Whatever natural good was present in the piety and community of the pagan past is an infinitesimal fraction of the grace rendered unto those pagans' descendants who have been received into the Church of Christ.  Whatever sacrifices were exacted in pursuit of that grace--the suffocation of a noble pagan culture; an increase in disease and bodily death due to government negligence; even the sundering of natural families--is worth it (emphasis in original).

Many have attempted to respond to this piece by attacking the view of what Christianity is that is embodied in this piece.  They want to have an internal argument about the meaning of Christianity, and the degree to which Christian doctrine can support this worldview.  And, it should be said, my understanding of the Christian message is wholly inconsistent with this conclusion.  But I don't think we can stop there in our rejection of this worldview.  And we, as Christians, have to be honest that the views expressed in this piece have a long history within Christian theological analysis.  Leary isn't pulling this out of the sky.  Indeed, the learned theologians of Valladolid pronounced it a draw when Bartolome de las Casas attempted to argue against the enslavement and brutality of the natives of the Americans, opposed by a doctor of theology making arguments very similar to Leary's.

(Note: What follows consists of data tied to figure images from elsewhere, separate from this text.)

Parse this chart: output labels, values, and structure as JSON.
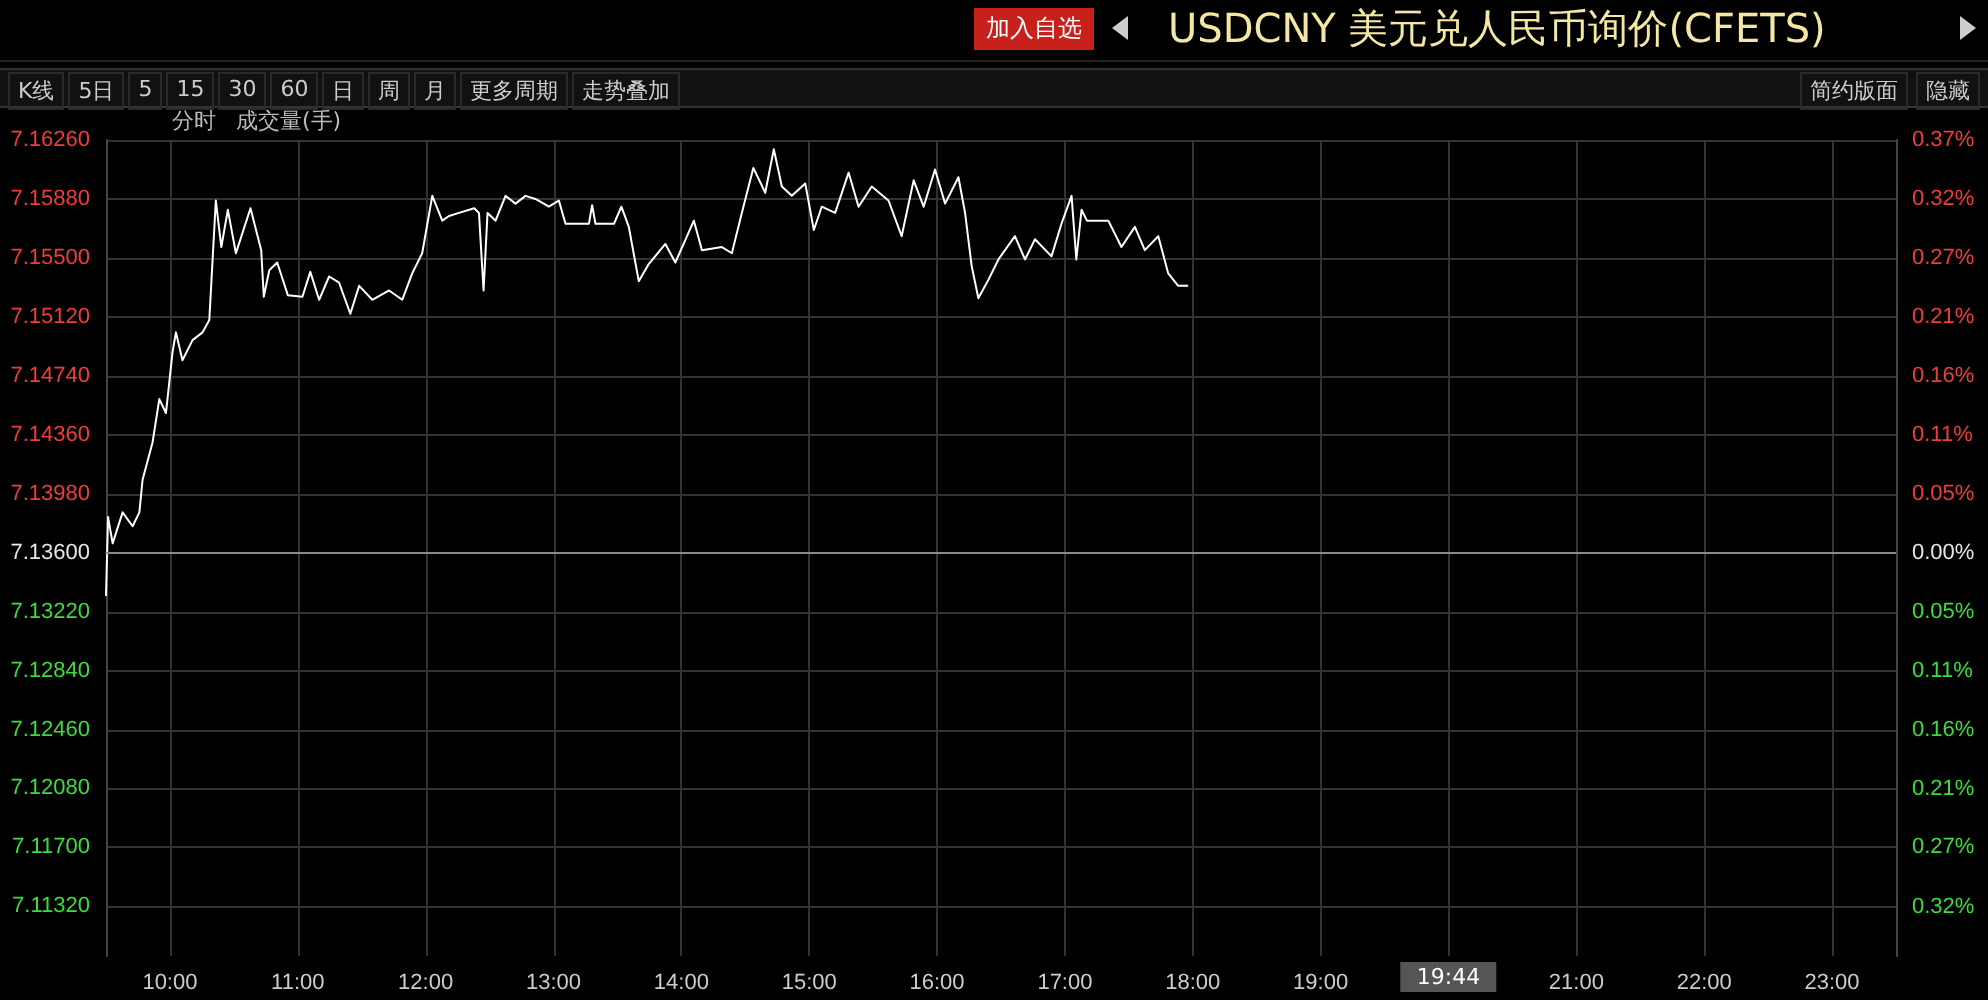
{
  "chart_data": {
    "type": "line",
    "title": "USDCNY 美元兑人民币询价(CFETS)",
    "annotations": [
      "加入自选",
      "K线",
      "5日",
      "5",
      "15",
      "30",
      "60",
      "日",
      "周",
      "月",
      "更多周期",
      "走势叠加",
      "简约版面",
      "隐藏",
      "分时",
      "成交量(手)",
      "19:44"
    ],
    "series": [
      {
        "color": "#ffffff",
        "x": [
          9.5,
          9.516,
          9.552,
          9.63,
          9.708,
          9.761,
          9.786,
          9.864,
          9.917,
          9.969,
          10.02,
          10.047,
          10.098,
          10.177,
          10.255,
          10.308,
          10.359,
          10.402,
          10.453,
          10.516,
          10.567,
          10.63,
          10.714,
          10.734,
          10.777,
          10.839,
          10.922,
          11.036,
          11.098,
          11.167,
          11.245,
          11.323,
          11.411,
          11.48,
          11.583,
          11.714,
          11.817,
          11.895,
          11.973,
          12.052,
          12.13,
          12.183,
          12.261,
          12.38,
          12.417,
          12.453,
          12.484,
          12.547,
          12.625,
          12.703,
          12.781,
          12.859,
          12.964,
          13.042,
          13.094,
          13.277,
          13.302,
          13.328,
          13.473,
          13.531,
          13.589,
          13.667,
          13.745,
          13.875,
          13.953,
          14.098,
          14.161,
          14.317,
          14.395,
          14.473,
          14.563,
          14.656,
          14.723,
          14.786,
          14.864,
          14.969,
          15.036,
          15.098,
          15.203,
          15.308,
          15.386,
          15.489,
          15.62,
          15.723,
          15.817,
          15.895,
          15.984,
          16.063,
          16.167,
          16.219,
          16.27,
          16.323,
          16.402,
          16.48,
          16.609,
          16.688,
          16.766,
          16.895,
          16.973,
          17.052,
          17.089,
          17.13,
          17.172,
          17.339,
          17.442,
          17.547,
          17.625,
          17.73,
          17.808,
          17.886,
          17.964
        ],
        "values": [
          7.1332,
          7.1383,
          7.1366,
          7.1386,
          7.1377,
          7.1386,
          7.1407,
          7.1431,
          7.1459,
          7.145,
          7.1489,
          7.1502,
          7.1484,
          7.1497,
          7.1502,
          7.151,
          7.1587,
          7.1557,
          7.1581,
          7.1553,
          7.1566,
          7.1582,
          7.1555,
          7.1525,
          7.1542,
          7.1547,
          7.1526,
          7.1525,
          7.1541,
          7.1523,
          7.1538,
          7.1534,
          7.1514,
          7.1532,
          7.1523,
          7.1529,
          7.1523,
          7.154,
          7.1553,
          7.159,
          7.1574,
          7.1577,
          7.1579,
          7.1582,
          7.1579,
          7.1529,
          7.1579,
          7.1574,
          7.159,
          7.1585,
          7.159,
          7.1588,
          7.1583,
          7.1587,
          7.1572,
          7.1572,
          7.1584,
          7.1572,
          7.1572,
          7.1583,
          7.157,
          7.1535,
          7.1546,
          7.1559,
          7.1547,
          7.1574,
          7.1555,
          7.1557,
          7.1553,
          7.1579,
          7.1608,
          7.1592,
          7.162,
          7.1596,
          7.159,
          7.1598,
          7.1568,
          7.1583,
          7.1579,
          7.1605,
          7.1583,
          7.1596,
          7.1587,
          7.1564,
          7.16,
          7.1583,
          7.1607,
          7.1585,
          7.1602,
          7.1579,
          7.1545,
          7.1524,
          7.1536,
          7.1549,
          7.1564,
          7.1549,
          7.1562,
          7.1551,
          7.1572,
          7.159,
          7.1549,
          7.1581,
          7.1574,
          7.1574,
          7.1557,
          7.157,
          7.1555,
          7.1564,
          7.154,
          7.1532,
          7.1532
        ]
      }
    ],
    "xlim": [
      9.5,
      23.5
    ],
    "xticks": [
      {
        "value": 10,
        "label": "10:00"
      },
      {
        "value": 11,
        "label": "11:00"
      },
      {
        "value": 12,
        "label": "12:00"
      },
      {
        "value": 13,
        "label": "13:00"
      },
      {
        "value": 14,
        "label": "14:00"
      },
      {
        "value": 15,
        "label": "15:00"
      },
      {
        "value": 16,
        "label": "16:00"
      },
      {
        "value": 17,
        "label": "17:00"
      },
      {
        "value": 18,
        "label": "18:00"
      },
      {
        "value": 19,
        "label": "19:00"
      },
      {
        "value": 20,
        "label": null
      },
      {
        "value": 21,
        "label": "21:00"
      },
      {
        "value": 22,
        "label": "22:00"
      },
      {
        "value": 23,
        "label": "23:00"
      }
    ],
    "ylim": [
      7.11,
      7.1626
    ],
    "yticks": [
      {
        "value": 7.1132,
        "label": "7.11320"
      },
      {
        "value": 7.117,
        "label": "7.11700"
      },
      {
        "value": 7.1208,
        "label": "7.12080"
      },
      {
        "value": 7.1246,
        "label": "7.12460"
      },
      {
        "value": 7.1284,
        "label": "7.12840"
      },
      {
        "value": 7.1322,
        "label": "7.13220"
      },
      {
        "value": 7.136,
        "label": "7.13600"
      },
      {
        "value": 7.1398,
        "label": "7.13980"
      },
      {
        "value": 7.1436,
        "label": "7.14360"
      },
      {
        "value": 7.1474,
        "label": "7.14740"
      },
      {
        "value": 7.1512,
        "label": "7.15120"
      },
      {
        "value": 7.155,
        "label": "7.15500"
      },
      {
        "value": 7.1588,
        "label": "7.15880"
      },
      {
        "value": 7.1626,
        "label": "7.16260"
      }
    ],
    "y2lim": [
      -0.364,
      0.373
    ],
    "y2ticks": [
      {
        "value": -0.32,
        "label": "0.32%"
      },
      {
        "value": -0.266,
        "label": "0.27%"
      },
      {
        "value": -0.213,
        "label": "0.21%"
      },
      {
        "value": -0.16,
        "label": "0.16%"
      },
      {
        "value": -0.107,
        "label": "0.11%"
      },
      {
        "value": -0.053,
        "label": "0.05%"
      },
      {
        "value": 0,
        "label": "0.00%"
      },
      {
        "value": 0.053,
        "label": "0.05%"
      },
      {
        "value": 0.107,
        "label": "0.11%"
      },
      {
        "value": 0.16,
        "label": "0.16%"
      },
      {
        "value": 0.213,
        "label": "0.21%"
      },
      {
        "value": 0.266,
        "label": "0.27%"
      },
      {
        "value": 0.32,
        "label": "0.32%"
      },
      {
        "value": 0.373,
        "label": "0.37%"
      }
    ],
    "ref_lines": [
      {
        "axis": "y",
        "value": 7.136,
        "color": "#8a8a8a"
      }
    ],
    "grid": true,
    "marker": "none",
    "line_style": "solid"
  }
}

No, we need to go further, to the place Tutu shows us.  Leary's position cannot be rejected simply because it is theologically wrong; we must reject it even if he has the better of the theological argument.  If God views it ultimately a good and beneficial thing for Christians to cause these people to suffer and die because they end up getting their Golden Ticket to go to Heaven, then I want no part of that God.  

We need to draw this line in the sand because this is not really about God at all; it is really about institutions.  Yes, Leary justifies in terms of the spiritual benefits and uses God talk, but the real point is that the institution of Christianity, in this case the Roman Catholic Church, is beyond reproach or moral criticism because it implements the Word of God.  Getting into an argument about the precise nature of God's command while supporting the view that "real Christianity," however defined, is beyond reproach is fiddling around on the margins of the problem.  No.  No institution, no matter how much you might think it to be acting in the name of God, can command you to commit atrocities.  No one should be that loyal to a church that they would be willing to do that.  Not only can you walk away from Christianity if that's the only version on offer, you must.

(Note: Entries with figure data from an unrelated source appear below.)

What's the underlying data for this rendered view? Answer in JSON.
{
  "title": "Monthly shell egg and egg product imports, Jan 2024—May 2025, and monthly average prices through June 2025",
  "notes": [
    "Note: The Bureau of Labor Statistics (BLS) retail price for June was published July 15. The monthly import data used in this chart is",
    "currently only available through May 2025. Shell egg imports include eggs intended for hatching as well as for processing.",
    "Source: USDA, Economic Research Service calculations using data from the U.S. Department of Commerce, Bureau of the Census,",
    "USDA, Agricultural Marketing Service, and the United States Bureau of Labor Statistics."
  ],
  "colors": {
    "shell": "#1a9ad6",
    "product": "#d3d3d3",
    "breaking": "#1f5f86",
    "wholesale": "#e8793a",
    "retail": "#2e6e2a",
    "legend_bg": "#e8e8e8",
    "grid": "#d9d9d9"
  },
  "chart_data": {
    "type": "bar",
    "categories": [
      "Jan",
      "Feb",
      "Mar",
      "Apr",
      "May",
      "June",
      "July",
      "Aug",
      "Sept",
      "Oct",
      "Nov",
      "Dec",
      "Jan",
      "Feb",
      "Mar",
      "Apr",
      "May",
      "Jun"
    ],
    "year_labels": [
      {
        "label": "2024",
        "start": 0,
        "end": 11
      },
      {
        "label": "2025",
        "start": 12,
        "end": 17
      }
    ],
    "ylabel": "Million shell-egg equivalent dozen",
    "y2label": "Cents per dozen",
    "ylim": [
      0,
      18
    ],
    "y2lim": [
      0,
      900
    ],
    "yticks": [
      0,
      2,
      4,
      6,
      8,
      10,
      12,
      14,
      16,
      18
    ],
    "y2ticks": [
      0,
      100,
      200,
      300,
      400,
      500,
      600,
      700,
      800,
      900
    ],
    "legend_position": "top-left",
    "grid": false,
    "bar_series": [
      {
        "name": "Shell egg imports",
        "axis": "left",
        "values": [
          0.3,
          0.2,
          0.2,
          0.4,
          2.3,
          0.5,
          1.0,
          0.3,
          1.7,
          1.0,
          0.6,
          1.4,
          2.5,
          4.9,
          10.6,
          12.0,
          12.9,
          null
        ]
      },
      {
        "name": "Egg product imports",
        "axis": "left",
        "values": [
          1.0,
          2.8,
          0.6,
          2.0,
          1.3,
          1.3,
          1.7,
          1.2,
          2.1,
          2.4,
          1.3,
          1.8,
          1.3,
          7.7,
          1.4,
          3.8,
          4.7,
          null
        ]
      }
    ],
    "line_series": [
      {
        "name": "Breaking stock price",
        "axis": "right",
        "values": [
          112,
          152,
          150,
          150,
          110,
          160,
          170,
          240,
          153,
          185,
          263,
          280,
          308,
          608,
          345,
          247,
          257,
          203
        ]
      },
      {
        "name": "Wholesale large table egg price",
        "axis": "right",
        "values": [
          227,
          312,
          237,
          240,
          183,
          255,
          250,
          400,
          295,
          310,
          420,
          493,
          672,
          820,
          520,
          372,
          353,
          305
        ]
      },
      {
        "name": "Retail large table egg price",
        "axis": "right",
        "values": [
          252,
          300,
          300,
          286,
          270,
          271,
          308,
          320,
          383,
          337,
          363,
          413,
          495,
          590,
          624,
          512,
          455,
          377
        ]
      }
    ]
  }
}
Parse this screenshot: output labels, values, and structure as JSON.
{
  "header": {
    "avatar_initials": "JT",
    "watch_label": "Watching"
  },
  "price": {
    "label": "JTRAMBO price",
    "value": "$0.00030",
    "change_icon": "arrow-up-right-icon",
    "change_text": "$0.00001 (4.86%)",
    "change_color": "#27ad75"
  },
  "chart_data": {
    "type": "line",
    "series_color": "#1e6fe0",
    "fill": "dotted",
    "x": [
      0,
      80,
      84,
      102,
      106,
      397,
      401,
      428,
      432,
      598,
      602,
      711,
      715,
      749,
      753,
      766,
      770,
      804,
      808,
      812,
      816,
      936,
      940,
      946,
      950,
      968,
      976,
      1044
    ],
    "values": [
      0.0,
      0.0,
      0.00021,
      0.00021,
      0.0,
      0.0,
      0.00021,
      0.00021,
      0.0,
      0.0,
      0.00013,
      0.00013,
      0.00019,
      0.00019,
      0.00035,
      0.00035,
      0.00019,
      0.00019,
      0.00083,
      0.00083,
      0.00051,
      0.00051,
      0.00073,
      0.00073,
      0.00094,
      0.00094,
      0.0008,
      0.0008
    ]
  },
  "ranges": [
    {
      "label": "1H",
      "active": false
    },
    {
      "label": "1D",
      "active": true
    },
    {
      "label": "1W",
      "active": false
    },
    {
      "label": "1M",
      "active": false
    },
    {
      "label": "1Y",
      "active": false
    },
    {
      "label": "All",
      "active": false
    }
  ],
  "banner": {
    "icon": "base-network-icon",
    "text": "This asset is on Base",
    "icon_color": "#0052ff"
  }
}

I've talked before about the idea of Tutu's Wager, a riff on Pascal's Wager.  Tutu's Wager, in my mind, goes something like this.  In the world of multiple, competing versions of Christianity, some of them might strike you as morally good, and others of them strike you as morally wicked.  You might thus be confused as to which version is the correct one.  My answer is you should wager on the versions you believe to be morally good, and ignore the ones that seem morally wicked.  If you are right, and God is on the side of the morally wholesome versions, then clearly you have made the right choice.  If you are wrong, then God is not really good in the way you thought, and why would you want to spend an eternity with such a being, anyway?  

Bottom line--do you really want to live forever in the presence of a being that rejoices in mass graves filled with little kids?  Because I don't.  Far better to be a non-Christian than to be a part of that.